Lending to agriculture, and the yield of major crops namely beans, maize, soybean are far from the attainment of Government’s set targets under the National Strategy for Transformation (NST) due to come to an end next year, recent data indicate.
According to the 2021-2022 report by the Ministry of Agriculture, the midterm evaluation of NST1, indicates where the sector performed well vis-à-vis to the strategy targets by 2024, and also shows areas lagging behind that need special interventions.
These include productivity of major crops (beans, maize, soybean), agriculture loans, which were among low-performing indicators, the report observed.
The maize production target by 2024, was 2.94 tonnes per hectare, but the current status showed that the quantity for this crop was 1.6 tonnes, or 54 per cent of the envisaged amount.
For beans, production was even lower as it was 0.7 tonnes, or about 32 per cent of the targeted 2.22 tonnes by 2024.
Regarding Soya beans, production was 0.5 tonnes per hectare, or 39 per cent of the envisaged 1.28 tonnes.
Another area with low performance is the credit to agriculture sector as percentage of total loans provided by financial institutions in the country.

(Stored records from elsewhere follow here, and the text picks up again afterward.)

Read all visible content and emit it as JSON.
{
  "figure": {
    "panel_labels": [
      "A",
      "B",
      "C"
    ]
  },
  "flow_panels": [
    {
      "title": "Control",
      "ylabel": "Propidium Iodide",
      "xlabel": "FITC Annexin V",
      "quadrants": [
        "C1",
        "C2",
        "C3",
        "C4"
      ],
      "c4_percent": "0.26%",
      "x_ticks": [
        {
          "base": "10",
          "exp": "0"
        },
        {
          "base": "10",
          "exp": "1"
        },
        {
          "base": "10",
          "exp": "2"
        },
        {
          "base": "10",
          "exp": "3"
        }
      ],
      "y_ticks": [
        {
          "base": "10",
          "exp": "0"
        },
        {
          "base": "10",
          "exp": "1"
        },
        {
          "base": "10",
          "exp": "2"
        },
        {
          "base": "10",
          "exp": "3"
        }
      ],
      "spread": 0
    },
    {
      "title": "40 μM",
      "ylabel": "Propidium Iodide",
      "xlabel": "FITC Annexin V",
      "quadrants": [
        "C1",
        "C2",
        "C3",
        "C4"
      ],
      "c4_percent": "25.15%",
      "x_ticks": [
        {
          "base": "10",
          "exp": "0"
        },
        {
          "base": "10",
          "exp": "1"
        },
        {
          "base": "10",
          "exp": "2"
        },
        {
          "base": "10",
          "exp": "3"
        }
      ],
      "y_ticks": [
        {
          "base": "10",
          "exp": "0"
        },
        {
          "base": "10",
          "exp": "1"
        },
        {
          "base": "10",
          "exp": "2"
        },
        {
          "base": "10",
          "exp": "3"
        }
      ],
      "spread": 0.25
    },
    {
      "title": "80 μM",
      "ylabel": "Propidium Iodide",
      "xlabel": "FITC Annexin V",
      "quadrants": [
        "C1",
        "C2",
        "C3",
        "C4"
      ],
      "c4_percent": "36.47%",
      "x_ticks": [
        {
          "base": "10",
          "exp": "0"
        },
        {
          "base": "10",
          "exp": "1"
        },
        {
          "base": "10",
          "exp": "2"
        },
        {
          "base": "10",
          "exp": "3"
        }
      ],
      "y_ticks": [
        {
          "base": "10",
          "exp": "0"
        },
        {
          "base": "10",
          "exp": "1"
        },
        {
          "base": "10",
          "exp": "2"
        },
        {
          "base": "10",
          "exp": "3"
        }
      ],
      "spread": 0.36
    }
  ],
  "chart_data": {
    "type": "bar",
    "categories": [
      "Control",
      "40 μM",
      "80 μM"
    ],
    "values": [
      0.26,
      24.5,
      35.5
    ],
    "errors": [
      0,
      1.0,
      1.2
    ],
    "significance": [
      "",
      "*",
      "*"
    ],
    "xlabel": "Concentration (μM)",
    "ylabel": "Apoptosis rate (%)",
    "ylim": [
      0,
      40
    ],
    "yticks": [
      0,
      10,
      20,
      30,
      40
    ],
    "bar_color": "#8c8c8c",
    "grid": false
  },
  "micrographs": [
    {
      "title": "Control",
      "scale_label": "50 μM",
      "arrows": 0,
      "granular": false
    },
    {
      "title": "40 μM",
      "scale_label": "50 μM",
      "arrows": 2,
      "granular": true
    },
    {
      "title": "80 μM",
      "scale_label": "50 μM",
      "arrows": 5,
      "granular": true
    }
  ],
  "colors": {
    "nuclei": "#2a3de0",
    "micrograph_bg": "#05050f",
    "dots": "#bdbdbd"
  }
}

The report revealed that while the targeted agriculture share of total loans is 10.4 per cent, it was just at 4.8 per cent – or less than half of the rate aimed at.
Marie Jeanne Ntirenganya, a farmer from Nyagatare District said that lack of quality seeds, and the hike in fertiliser prices were among the major challenges for farmers.
“Because of high fertiliser increase, and low-quality seeds, there is poor yields, which limits farmers’ profit on their investment,” she said, adding that drought also negatively affect farm productivity, especially on hillside farms where irrigation is too expensive.
While Rwanda targets a fertiliser use of 75 kilogramme per hectare by 2022 under the National Strategy for Transformation, the rate was 62.5 kilogrammes as of 2021-2022, implying that the performance versus the set target was 83 per cent.
Speaking to The New Times, Charles Bucagu, Deputy Director General in charge of Agriculture Development at Rwanda Agriculture and Animal Resources Development Board (RAB), said that factors which have been challenging crop productivity include climate change – in the form of drought and floods.
For instance, last month, Evariste Tugirinshuti, the president of the Federation of Maize Farmers’ Cooperatives in Rwanda told The New Times that drought took its toll on crop production in 2022, estimating that overall, maize produce was expected to drop by 40 per cent as a result.
Bucagu said that the Government was responding to the low crop productivity issue with interventions such as scaling up irrigation efforts, and providing quality seeds to farmers.
He cited the variety of biofortified beans rich in iron and zinc that was distributed to the farmers in this farming season A of 2023 so that they get relatively high yields.
He also said that the Government provided free fertilisers to some farmers – for maize, soya and bean farming on consolidated agriculture land, and selected large farmland based on their potential to give high yields.
“We are being affected by climate change, but we are catching up so that we increase productivity,” he said.
Meanwhile, Bucagu said that the Government was investing in initiatives intended to increase irrigated area and developing marshlands in line with optimizing yields.
These, he said, include the Commercialisation and De-Risking for Agricultural Transformation Project (CDAT), the five-year initiative running through April 30, 2027, which was launched in September last year by the Government of Rwanda and the World Bank Group.
The project aims to commercialise and de-risk the agriculture sector in Rwanda through irrigation, insurance and affordable financing to farmers, among other interventions.
Bucagu said that CDAT will develop and rehabilitate irrigation systems on 17,673 ha.
“It’s a strategy to mitigate climate change impacts such as drought and floods,” he said.
Also, he said that the project will contribute to addressing the issue of banks that have been reluctant to lend to agriculture, hence raising credit level to the sector.
“Banks have been reluctant to lend to agriculture because of the risks in the sector including climate change, and unpredictable factors. This project comes to make agriculture projects safer for financing from banks,” he said, indicating that the project will provide money to financial institutions that they will be lending to farmers at 8 per cent annual interest rate.
Also, he said, the project will insure the loans that the financial institutions will be giving to farmers, adding that the Government will work on ways to ensure that more loans are offered to farmers, even outside that project.